Сторонникам введения налога на богатство следует иметь в виду, что за последние годы многие развитые страны сознательно его отменили, напоминает Тимоти Тейлор, управляющий редактор Journal of Economic Perspectives и автор блога Conversable Economist. Введение налога на богатство еще в период президентской предвыборной кампании активно обсуждалось в США, а теперь эта идея оказалась на повестке дня и в Великобритании – ее уже прорабатывает специальная комиссия по налогу на богатство. Одно из исследований комиссии посвящено опыту налогообложения богатства в развитых странах. Так, еще в 1990 г. 12 стран ОЭСР (все – европейские) имели налог на богатство, но к началу 2010-х большинство из них его отменили: от налога отказались Австрия, Германия, Дания, Финляндия, Швеция, Люксембург и Нидерланды. Исландия отменила налог на богатство в 2006 г., но затем временно ввела его на 2010–2014 гг. в качестве чрезвычайной антикризисной меры. Последней была Франция: в 2018 г. она заменила налог на богатство налогом на дорогостоящую недвижимость. Итого к 2020 г. налог на богатство в чистом виде действует в Норвегии, Швейцарии и Испании.

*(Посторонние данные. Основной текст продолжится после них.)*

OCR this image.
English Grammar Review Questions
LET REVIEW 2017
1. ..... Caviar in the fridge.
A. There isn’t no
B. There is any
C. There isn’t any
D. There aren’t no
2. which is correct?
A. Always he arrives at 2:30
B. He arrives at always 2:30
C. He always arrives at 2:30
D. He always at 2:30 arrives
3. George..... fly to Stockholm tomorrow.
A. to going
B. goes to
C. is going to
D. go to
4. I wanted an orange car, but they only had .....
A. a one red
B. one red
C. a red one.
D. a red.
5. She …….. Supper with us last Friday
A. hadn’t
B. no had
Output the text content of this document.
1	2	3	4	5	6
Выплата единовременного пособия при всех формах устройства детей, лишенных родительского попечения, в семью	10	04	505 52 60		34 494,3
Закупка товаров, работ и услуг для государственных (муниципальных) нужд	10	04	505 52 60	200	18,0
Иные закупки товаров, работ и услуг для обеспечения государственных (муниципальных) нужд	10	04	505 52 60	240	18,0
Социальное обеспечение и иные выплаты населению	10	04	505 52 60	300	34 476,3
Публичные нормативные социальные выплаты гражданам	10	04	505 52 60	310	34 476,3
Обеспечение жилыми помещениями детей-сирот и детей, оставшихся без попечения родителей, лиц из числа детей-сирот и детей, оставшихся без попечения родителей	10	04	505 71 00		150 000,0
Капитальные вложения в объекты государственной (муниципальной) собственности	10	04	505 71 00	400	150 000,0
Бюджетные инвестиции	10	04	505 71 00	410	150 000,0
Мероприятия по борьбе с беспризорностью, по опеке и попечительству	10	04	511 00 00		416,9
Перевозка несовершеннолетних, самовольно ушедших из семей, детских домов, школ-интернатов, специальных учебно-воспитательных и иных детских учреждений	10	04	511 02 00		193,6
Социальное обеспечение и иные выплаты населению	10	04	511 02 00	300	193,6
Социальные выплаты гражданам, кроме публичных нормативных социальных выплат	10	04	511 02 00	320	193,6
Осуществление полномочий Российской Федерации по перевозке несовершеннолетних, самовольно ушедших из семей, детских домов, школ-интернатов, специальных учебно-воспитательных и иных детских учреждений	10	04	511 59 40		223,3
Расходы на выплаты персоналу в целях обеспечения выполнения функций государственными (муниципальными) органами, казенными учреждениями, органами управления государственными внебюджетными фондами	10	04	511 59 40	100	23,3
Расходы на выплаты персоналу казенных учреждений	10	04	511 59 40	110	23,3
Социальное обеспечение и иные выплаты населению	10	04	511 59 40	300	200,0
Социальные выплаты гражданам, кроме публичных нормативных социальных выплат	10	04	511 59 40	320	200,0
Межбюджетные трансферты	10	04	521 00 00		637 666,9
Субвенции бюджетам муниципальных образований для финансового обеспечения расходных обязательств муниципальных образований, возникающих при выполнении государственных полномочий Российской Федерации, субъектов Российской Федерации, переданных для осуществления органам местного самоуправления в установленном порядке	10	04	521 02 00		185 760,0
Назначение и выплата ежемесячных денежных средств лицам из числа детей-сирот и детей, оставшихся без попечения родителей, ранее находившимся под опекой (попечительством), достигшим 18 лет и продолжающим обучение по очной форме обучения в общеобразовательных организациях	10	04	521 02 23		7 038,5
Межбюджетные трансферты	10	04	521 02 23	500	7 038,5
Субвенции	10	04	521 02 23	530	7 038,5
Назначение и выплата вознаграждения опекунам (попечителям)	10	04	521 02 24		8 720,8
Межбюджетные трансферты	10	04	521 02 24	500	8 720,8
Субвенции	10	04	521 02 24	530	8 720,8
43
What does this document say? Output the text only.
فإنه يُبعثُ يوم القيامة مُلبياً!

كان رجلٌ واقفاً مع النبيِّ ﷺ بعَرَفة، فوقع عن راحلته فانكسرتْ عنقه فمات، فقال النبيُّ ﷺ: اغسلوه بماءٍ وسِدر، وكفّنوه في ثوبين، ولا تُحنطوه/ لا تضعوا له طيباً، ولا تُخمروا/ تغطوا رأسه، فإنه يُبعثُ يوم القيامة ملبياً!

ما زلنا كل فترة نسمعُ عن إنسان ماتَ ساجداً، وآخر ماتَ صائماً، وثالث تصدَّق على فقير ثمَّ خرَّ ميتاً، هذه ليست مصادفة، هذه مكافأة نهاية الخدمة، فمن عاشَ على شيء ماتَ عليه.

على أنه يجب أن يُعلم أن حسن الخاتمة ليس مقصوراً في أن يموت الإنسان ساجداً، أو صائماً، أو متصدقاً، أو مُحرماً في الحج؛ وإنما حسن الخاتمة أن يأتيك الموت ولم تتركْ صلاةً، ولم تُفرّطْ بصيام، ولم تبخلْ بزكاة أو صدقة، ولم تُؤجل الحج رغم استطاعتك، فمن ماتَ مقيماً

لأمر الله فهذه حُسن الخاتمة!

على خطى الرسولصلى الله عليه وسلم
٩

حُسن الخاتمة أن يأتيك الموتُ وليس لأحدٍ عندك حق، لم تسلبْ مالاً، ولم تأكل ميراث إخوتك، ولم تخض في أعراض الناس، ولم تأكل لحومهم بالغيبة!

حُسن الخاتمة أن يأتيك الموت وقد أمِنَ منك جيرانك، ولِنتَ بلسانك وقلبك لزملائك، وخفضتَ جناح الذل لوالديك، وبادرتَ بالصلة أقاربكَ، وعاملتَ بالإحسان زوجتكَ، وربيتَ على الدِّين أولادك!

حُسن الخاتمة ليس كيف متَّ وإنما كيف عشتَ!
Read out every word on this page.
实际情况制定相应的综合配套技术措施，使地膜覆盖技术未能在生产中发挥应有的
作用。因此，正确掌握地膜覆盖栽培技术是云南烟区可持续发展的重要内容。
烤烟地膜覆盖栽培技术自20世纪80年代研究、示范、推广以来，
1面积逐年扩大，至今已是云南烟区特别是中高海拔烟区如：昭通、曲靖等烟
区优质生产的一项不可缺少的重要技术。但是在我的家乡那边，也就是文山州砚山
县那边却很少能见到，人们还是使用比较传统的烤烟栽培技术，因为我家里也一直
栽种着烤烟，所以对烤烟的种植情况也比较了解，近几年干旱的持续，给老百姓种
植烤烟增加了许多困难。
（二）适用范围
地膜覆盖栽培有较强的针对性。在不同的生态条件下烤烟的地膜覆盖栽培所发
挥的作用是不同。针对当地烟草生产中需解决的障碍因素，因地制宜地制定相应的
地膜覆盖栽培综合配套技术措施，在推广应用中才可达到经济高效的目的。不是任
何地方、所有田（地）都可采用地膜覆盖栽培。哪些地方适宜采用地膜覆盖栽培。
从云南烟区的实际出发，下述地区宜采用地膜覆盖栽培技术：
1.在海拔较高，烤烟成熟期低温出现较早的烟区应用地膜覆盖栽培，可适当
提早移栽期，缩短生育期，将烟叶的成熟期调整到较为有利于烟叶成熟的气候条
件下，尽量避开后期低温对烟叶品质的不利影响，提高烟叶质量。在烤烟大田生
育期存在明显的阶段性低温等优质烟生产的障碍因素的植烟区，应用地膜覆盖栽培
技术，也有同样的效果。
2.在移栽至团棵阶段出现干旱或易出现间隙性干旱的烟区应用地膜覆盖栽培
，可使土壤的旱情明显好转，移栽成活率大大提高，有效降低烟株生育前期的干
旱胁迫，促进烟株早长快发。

В основном страны отказывались от налога на богатство, потому что его альтернативы оказывались предпочтительнее с точки зрения и собираемости, и эффективности администрирования – например, налог на прирост капитала или налог на дорогостоящую недвижимость. Так, одна из причин, по которым Швейцария сохраняет налог на богатство, в том, что в стране нет налога на прирост капитала, а в большинстве кантонов налогами не облагается ни наследство, ни подарки. Общей проблемой стран, отказавшихся от налога на богатство, было сочетание невысоких сборов и сложности администрирования. Так, поступления от налога могли составлять 0,2–0,3% ВВП при совокупных налоговых доходах в 40% ВВП. В большинстве случаев налогообложение богатства предполагало массу исключений и оговорок. В некоторых странах налог взимался только со сверхбогатых: например, во Франции от него освобождались домохозяйства с чистыми активами менее 1,3 млн евро, так что в 2017 г. платить его должны были лишь 360000 человек. Кроме того, налогообложению зачастую не подлежали средства, оформленные как пенсионные сбережения, из налоговой базы вычиталась стоимость жилья, в котором проживает налогоплательщик, семейного бизнеса и даже предметов искусства и драгоценностей, исключения из налогооблагаемой базы также делались для благотворительности, трастовых фондов для будущих поколений, интеллектуальной собственности. Как следствие, многие обеспеченные люди могли нанять себе армию юристов, которые помогали распределять богатство таким образом, чтобы минимизировать налоговые выплаты, и в итоге сборы зачастую едва покрывали расходы на администрирование.